The wondrous Fr. Charles at St. Pat's. He said today that Jesus told his disciples three times that he would be crucified, and the first reaction was Peter’s denial, the "heaven forbid this should happen" to which Jesus said, “get thee behind me Satan.” The second time the gospel says that the disciples were “distressed” by the news. And the third time, in today’s gospel, the mother of James and John, presumably on their bidding, offered to take up the cup of suffering so that they could be at Christ’s right and left.
And Fr. C said that so it must be with us. Our reaction to the cross - the fact that there is no glory without the pain - is first disbelief and denial. Then, accepting the reality, we fear and tremble.

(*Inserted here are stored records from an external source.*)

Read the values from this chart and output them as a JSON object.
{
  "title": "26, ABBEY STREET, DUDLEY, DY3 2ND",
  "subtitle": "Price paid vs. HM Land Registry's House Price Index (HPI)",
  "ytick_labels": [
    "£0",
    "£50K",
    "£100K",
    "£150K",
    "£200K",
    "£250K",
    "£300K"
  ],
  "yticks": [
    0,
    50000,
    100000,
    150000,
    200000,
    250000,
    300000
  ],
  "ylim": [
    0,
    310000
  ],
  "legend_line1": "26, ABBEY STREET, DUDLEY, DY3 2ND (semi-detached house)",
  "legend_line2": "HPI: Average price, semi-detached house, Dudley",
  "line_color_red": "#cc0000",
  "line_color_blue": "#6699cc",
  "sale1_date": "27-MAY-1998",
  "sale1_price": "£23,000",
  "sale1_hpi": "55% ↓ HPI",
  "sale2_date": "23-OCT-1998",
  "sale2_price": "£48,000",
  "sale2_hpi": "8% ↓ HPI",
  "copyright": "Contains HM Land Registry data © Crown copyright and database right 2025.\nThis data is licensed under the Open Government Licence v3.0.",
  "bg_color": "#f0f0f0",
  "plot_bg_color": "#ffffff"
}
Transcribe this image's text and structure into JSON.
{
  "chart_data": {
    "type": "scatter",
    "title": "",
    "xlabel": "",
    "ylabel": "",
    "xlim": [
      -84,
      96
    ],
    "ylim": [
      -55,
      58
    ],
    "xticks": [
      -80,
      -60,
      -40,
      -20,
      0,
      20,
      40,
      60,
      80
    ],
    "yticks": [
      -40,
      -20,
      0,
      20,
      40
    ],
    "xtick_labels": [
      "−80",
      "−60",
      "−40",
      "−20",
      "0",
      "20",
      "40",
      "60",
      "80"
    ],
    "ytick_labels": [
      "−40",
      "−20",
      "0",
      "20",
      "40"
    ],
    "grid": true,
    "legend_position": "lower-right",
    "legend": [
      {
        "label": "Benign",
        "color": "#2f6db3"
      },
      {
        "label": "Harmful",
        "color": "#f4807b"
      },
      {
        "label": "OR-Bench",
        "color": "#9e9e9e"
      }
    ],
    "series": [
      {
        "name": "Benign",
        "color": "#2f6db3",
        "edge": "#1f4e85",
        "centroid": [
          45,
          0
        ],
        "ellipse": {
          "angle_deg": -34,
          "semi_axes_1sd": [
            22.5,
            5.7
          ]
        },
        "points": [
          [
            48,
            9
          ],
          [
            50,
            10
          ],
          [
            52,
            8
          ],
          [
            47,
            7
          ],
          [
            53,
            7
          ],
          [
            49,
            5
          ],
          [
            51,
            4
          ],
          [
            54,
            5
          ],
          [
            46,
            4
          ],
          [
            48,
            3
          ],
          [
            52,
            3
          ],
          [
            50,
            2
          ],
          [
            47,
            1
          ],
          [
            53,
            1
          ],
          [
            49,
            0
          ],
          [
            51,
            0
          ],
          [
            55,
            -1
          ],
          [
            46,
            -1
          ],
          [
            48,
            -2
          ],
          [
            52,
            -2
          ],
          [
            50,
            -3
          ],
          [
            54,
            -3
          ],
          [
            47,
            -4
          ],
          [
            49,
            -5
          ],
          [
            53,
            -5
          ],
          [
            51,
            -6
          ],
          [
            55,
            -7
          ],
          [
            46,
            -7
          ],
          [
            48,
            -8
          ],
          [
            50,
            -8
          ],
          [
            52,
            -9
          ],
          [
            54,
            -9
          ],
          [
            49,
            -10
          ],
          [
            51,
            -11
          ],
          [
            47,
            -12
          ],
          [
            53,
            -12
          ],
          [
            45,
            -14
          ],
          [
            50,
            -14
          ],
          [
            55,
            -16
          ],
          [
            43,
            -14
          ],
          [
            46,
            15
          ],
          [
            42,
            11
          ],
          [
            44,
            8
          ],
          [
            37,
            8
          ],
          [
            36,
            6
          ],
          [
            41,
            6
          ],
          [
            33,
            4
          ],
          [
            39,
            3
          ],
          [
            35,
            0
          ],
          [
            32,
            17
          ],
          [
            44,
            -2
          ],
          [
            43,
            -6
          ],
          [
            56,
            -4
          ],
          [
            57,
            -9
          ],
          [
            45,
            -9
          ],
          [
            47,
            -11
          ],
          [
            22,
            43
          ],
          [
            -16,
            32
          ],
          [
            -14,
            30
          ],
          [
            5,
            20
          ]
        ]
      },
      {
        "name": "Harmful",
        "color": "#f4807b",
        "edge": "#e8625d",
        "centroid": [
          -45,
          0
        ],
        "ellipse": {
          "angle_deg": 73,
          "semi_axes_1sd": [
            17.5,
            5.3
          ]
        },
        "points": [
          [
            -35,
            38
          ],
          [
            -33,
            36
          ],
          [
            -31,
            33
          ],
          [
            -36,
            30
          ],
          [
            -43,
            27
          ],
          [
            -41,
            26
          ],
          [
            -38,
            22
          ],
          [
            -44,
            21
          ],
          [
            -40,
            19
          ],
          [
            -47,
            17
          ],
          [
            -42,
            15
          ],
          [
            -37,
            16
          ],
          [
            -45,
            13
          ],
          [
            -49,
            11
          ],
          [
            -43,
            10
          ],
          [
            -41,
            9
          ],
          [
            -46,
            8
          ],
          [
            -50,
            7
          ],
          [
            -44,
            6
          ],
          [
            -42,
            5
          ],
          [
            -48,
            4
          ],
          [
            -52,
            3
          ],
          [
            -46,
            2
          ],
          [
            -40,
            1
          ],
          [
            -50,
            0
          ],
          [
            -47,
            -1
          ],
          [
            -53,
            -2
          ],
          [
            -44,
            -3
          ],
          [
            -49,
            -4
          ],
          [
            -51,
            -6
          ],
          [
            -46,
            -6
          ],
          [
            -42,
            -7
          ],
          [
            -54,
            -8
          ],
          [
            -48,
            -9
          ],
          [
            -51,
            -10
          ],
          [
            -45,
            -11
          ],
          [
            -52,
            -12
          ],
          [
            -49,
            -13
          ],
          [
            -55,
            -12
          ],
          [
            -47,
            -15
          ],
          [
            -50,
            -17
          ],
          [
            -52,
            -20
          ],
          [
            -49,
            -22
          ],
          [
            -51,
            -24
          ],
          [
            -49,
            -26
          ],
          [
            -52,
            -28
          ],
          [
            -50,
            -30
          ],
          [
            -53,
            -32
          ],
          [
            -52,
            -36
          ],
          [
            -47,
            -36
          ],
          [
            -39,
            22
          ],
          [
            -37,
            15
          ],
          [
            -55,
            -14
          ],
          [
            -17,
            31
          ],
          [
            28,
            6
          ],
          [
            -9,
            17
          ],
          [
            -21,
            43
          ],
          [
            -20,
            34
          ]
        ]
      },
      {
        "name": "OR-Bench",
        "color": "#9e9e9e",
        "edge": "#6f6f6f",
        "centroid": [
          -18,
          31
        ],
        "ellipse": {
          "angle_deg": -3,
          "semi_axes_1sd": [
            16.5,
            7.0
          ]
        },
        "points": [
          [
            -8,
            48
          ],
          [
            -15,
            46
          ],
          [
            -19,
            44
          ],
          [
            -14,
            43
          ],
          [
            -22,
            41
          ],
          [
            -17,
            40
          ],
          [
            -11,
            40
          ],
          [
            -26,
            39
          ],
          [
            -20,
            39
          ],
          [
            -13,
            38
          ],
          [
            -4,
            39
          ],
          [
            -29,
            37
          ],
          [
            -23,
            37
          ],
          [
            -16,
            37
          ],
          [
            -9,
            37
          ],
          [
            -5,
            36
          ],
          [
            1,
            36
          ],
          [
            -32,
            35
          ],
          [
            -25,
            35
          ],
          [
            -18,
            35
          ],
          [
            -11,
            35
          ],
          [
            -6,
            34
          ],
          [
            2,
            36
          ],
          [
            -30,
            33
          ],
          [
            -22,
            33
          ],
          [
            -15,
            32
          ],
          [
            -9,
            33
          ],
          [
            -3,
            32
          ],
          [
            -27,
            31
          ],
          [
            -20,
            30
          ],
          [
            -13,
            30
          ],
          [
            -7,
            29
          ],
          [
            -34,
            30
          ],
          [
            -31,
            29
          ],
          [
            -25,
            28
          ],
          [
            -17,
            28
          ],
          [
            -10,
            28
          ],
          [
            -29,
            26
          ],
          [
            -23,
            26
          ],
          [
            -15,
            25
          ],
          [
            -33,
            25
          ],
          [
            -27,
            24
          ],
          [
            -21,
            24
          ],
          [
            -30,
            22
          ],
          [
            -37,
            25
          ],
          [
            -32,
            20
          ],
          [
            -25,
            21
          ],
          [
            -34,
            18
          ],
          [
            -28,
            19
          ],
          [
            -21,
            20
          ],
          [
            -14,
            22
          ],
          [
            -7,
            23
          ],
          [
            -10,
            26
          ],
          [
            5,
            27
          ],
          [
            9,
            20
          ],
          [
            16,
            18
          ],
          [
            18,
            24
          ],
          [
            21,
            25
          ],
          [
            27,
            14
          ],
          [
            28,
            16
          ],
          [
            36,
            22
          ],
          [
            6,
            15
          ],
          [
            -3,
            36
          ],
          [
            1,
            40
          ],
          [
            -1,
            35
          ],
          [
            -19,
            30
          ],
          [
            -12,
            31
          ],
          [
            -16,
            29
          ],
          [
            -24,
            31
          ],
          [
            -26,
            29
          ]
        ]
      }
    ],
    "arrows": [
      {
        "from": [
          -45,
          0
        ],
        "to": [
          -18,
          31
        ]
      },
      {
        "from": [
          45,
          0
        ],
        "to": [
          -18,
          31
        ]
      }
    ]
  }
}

And finally we have the overconfidence and too much trust in our own abilities that James and John had. Fr. C said that at least in that third state we want to be on Christ’s side, we love him, and that’s no small thing.
The Ronald Knox version of Isaiah reads like poetry and is deeply affecting:
He will watch this servant of his appear among us, unregarded as brushwood shoot, as a plant in waterless soil; no stateliness here, no majesty, no beauty, as we gaze upon him, to win our hearts.
A victim? Yet he himself bows to the stroke; no word comes from him. Sheep led away to the slaughter-house, lamb that stands dumb while it is shorn; no word from him. Imprisoned, brought to judgement, and carried off, he, whose birth is beyond our knowing; numbered among the living no more! Takes he leave of the rich, the godless, to win but a grave, to win but the gift of death; he, that wrong did never, nor had treason on his lips!